The Whatcom Civil Rights Project (WCRP) is aware of some preliminary data that show disproportionate arrests of Black people in Bellingham and Whatcom County (4 to 5.4 times more arrests for Blacks, compared to non-Blacks. FBI and Consensus Data 2013), and higher populations of Aboriginals, Blacks, and Latinos in the county jail:
Incarceration rates in Whatcom County jail:
18 percent for Native people, compared to 3.2 percent of the population
5 percent for Black people, compared to 1.2 percent of the population
67 percent of jail population, compared to 87.6 percent of the general population
Studies prove that white people use drugs 5 times more than Black people, yet Black people are incarcerated 10 times more than white people for drug offenses. [NAACP, Sentencing Project.]

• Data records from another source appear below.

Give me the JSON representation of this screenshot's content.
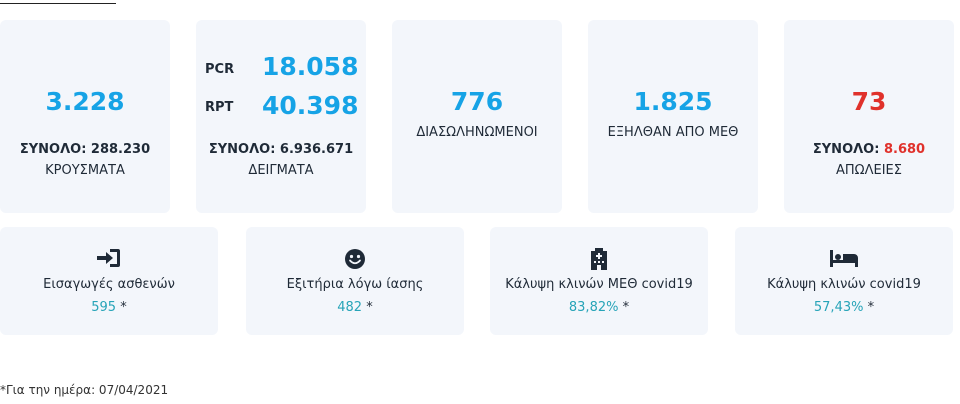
{
  "top_cards": {
    "cases": {
      "value": "3.228",
      "total": "ΣΥΝΟΛΟ: 288.230",
      "label": "ΚΡΟΥΣΜΑΤΑ"
    },
    "tests": {
      "pcr_label": "PCR",
      "pcr_value": "18.058",
      "rpt_label": "RPT",
      "rpt_value": "40.398",
      "total": "ΣΥΝΟΛΟ: 6.936.671",
      "label": "ΔΕΙΓΜΑΤΑ"
    },
    "intubated": {
      "value": "776",
      "label": "ΔΙΑΣΩΛΗΝΩΜΕΝΟΙ"
    },
    "icu_discharged": {
      "value": "1.825",
      "label": "ΕΞΗΛΘΑΝ ΑΠΟ ΜΕΘ"
    },
    "deaths": {
      "value": "73",
      "total_prefix": "ΣΥΝΟΛΟ:",
      "total_value": "8.680",
      "label": "ΑΠΩΛΕΙΕΣ"
    }
  },
  "bottom_cards": {
    "admissions": {
      "icon": "sign-in-icon",
      "label": "Εισαγωγές ασθενών",
      "value": "595",
      "mark": "*"
    },
    "discharges": {
      "icon": "smile-icon",
      "label": "Εξιτήρια λόγω ίασης",
      "value": "482",
      "mark": "*"
    },
    "icu_beds": {
      "icon": "hospital-icon",
      "label": "Κάλυψη κλινών ΜΕΘ covid19",
      "value": "83,82%",
      "mark": "*"
    },
    "beds": {
      "icon": "bed-icon",
      "label": "Κάλυψη κλινών covid19",
      "value": "57,43%",
      "mark": "*"
    }
  },
  "footnote": "*Για την ημέρα: 07/04/2021",
  "colors": {
    "accent_blue": "#16a3e6",
    "accent_red": "#e0312b",
    "teal": "#27a4b8",
    "card_bg": "#f3f6fb"
  }
}
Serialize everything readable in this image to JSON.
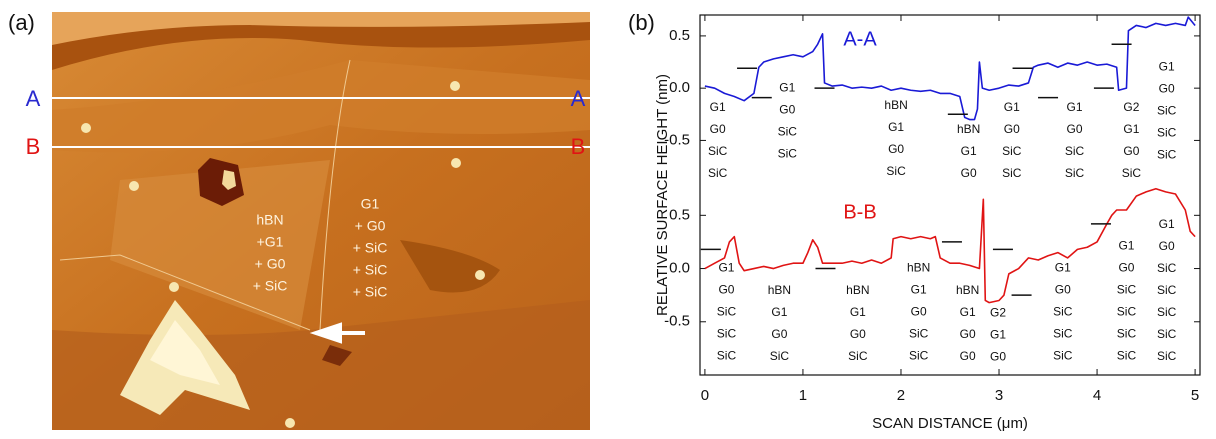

Though these rates may seem appalling, they are probably underestimated: Stop and searches of people of color are not reported by law enforcement and many community members of color have stated that they are cited as “white” when they clearly are not. The disparate impact of more people of color and marginalized people jailed in our communities is the result of various points of failure in our criminal justice system, not just on the first frontline of law enforcement.
The reality of racial profiling and biased policing is a significant and large component of our jail issue, as our arrest and jail population rates indicate. This is a national issue that is widely talked about. We should do not dismiss Bellingham and Whatcom County as exceptional. Science shows racial bias is a nationwide problem. Targeted local communities have known this for years, and mass incarceration is the most recent chapter in a long local history of exclusion, racial violence, and discrimination.
The WCRP strongly urges support for measures that reduce our jail population and provide solutions to alternatives to incarceration:
- Reduce the size of our current jail and the mass incarceration culture in our county will be forced to change;
- Mandate racial bias training for judges and law enforcement officers;
- Mandate the complete collection of race data, including all stops, searches and sentencing;
- Share race data in a way that can be easily understood by the public;
- Implement a civilian oversight commission that audits the collection of data by law
enforcement and other oversight matters;
- Redefine racial profiling to disallow stopping people on the basis of race;
- Eliminate the bail system, which unfairly targets the poor for incarceration.
- Implement meaningful community policing alternatives such as L.E.A.D. and Smart Justice, which have proved effective in reducing crime.